Within minutes of the Manchester attacks, ambulance services had arrive, the police had cornered off roads and the injured were being taken to hospital.
The key groups — ambulance, police, fire services and forensic teams — prepare for these incidents carefully and delicately. They know what to do as they have practiced numerous times for such an event.
All emergency services have response plans, which are documented in the UK governments counter terrorism strategy. The Manchester attack was beyond the capabilities of just one hospital. Dr. Richards told Sputnik that the speed of first responders is often overlooked, but it's crucial in a attack of big scale.

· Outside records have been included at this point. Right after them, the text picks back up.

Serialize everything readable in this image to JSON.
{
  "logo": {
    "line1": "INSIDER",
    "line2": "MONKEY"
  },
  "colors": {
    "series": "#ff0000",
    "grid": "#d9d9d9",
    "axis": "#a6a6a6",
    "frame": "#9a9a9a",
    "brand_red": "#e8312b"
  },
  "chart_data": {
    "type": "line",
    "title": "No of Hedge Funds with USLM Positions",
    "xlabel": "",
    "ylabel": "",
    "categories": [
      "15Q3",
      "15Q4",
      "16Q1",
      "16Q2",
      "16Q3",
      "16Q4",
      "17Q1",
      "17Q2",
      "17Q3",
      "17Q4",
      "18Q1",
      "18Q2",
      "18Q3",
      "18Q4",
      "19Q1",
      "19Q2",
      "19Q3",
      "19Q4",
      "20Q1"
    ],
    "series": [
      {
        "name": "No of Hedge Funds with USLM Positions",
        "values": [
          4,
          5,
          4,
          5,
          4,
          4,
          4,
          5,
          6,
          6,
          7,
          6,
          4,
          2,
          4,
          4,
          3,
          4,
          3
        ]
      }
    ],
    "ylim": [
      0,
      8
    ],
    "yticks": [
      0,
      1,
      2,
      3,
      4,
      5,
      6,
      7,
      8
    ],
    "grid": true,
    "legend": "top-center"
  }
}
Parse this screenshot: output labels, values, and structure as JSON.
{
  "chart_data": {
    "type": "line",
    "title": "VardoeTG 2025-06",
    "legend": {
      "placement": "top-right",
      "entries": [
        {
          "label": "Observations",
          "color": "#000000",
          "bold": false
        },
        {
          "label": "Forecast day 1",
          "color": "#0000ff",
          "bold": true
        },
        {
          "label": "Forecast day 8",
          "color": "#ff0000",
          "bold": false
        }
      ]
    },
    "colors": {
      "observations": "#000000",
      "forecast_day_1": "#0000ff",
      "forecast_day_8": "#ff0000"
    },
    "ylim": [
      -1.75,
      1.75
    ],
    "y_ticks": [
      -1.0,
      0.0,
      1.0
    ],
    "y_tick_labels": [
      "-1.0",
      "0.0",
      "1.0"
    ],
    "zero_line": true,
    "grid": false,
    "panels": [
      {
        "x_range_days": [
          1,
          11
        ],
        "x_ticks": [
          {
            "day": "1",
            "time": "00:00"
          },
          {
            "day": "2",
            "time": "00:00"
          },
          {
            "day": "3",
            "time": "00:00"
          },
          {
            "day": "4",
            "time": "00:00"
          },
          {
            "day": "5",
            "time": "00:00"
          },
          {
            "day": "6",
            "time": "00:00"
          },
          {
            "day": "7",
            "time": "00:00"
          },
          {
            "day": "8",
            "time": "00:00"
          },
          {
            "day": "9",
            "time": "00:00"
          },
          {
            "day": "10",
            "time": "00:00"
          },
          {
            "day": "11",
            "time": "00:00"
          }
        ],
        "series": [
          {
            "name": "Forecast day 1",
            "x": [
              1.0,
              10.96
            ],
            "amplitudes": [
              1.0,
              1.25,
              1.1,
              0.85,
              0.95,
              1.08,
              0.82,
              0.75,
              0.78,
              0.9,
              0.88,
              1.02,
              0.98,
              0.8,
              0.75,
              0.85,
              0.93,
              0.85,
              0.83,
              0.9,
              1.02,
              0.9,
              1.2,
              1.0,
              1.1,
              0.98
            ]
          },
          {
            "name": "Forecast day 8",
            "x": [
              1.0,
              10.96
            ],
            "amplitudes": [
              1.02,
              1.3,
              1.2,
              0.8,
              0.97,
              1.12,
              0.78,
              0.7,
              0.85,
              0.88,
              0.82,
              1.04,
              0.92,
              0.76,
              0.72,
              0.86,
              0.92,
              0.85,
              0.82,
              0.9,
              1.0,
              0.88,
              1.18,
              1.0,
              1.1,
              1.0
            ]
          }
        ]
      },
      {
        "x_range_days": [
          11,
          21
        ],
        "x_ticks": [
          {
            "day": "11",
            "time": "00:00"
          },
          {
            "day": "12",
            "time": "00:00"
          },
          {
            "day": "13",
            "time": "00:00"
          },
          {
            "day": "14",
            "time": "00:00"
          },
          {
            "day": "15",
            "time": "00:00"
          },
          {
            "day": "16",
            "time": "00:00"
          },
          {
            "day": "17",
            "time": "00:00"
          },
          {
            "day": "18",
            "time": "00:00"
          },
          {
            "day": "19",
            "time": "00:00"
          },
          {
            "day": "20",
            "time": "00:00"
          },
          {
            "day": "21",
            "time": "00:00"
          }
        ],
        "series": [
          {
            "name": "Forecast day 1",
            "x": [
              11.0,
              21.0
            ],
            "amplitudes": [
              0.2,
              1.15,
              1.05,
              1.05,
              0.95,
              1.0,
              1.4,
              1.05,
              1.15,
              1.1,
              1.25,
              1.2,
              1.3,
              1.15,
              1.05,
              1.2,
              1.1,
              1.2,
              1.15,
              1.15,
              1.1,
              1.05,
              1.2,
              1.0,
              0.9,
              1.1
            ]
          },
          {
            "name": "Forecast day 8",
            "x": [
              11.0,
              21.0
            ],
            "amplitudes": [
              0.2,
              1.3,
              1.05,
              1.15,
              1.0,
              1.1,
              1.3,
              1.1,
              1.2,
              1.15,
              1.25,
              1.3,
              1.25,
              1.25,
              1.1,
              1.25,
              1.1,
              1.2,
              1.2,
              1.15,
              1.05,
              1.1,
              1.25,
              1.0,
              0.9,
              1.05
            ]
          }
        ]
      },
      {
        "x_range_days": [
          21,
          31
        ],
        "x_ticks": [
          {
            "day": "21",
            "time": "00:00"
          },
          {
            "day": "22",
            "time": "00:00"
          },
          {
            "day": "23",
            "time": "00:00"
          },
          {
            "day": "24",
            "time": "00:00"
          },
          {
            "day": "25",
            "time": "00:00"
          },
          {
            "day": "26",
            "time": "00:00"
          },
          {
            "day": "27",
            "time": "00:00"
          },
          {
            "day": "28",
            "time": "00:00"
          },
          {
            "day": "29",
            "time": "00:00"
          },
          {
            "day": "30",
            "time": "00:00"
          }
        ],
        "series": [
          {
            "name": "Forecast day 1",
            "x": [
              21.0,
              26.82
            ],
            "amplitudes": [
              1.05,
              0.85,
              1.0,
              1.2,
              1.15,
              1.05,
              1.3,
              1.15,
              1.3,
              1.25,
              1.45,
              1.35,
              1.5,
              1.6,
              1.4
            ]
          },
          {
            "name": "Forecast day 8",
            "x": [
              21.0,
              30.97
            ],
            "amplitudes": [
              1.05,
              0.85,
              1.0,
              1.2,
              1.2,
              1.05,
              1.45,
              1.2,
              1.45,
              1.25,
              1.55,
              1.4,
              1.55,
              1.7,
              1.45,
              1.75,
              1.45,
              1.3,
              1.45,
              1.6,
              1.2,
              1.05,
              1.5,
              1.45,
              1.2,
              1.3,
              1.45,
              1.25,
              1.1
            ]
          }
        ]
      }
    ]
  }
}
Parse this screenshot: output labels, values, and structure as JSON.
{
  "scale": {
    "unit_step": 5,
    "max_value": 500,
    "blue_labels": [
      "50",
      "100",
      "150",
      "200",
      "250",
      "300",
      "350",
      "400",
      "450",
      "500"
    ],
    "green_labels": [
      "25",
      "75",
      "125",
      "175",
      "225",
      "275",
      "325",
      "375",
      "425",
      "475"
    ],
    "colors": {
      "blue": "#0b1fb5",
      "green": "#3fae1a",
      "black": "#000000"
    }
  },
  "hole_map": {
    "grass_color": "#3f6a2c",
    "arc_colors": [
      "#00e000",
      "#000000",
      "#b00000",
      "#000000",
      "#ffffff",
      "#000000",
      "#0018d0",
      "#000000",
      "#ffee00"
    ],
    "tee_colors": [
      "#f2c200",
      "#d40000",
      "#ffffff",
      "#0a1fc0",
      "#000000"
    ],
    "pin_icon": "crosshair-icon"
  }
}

"There are number of things that need dealing with and removing from the scene, such as injured people who need to be treated. There may be other issues to deal with such as structural concerns of buildings so the fire services will need to look at how people are moved and the police have to work on controlling the traffic and making sure the ambulances can get in and out. They put a lot of work into dealing with this. The major incidents rarely take place, but when they do they are well prepared for it," Dr. Richards told Sputnik.
The police, according to Dr. Richards, will ensure everything swings into action.
"They do a great job at coordinating everything that is going on around them. If there has been a chemical or nuclear leak, the police might have to call in specialist military. The local police commander is central however to ensuring everything runs smoothly."
The Forensic Team
Once the attack has taken place, as well as the emergency services, the forensic team will also be there fairly quickly. The Manchester attacker was a man named Salman Abedi who used an explosive device to kill and injure people. The forensic team would have to look for evidence of how the bomb was made and ensure the information extracted is used to inform government intelligence agencies around the world.
"The forensics team will step in quickly, in the early hours people will be moving around and the primary response is to deliver a duty of care to people. You don't want to move people and disturb forensic evidence. Getting forensics is critical," Dr. Richards told Sputnik.
The scale of the Manchester attack and other similar atrocities such as the 7/7 London tube bombing in 2005, means that the government has to alert the public immediately. The Prime Minister will often tell the media that they are attending a Cobra meeting, it stands for Cabinet Office Briefing Room A. Cobra is the British government's emergency response committee set up to respond to a national or regional crisis.
When the Manchester attacks struck the UK PM Theresa May addressed the country, within 24 hours. The threat level also went up from severe to critical.
We all – every single one of us – stand with the people of Manchester at this terrible time. pic.twitter.com/vMTwaBbncl— Theresa May (@theresa_may) May 23, 2017
With all of these operational tasks taking place, the question asked by experts and citizens is: if the security services are so prepared, why were they not able to monitor Salman Abedi and prevent the attack?
Dr. Richards believe that the blaming or making the security a scapegoat is the wrong approach, especially given the fact that it's been over 10 years since the 7/7 bombing in London.
"It's a scale issue, the number of people who may attack runs into the thousands and the security services haven't got the time or resource to investigate everyone who is a threat. They have to make tough priority decisions. It's been more than 10 years since we have had a major attack of this sort and in that time a large amount of arrests have been made. It's impossible to prevent every attack," Dr. Richards told Sputnik.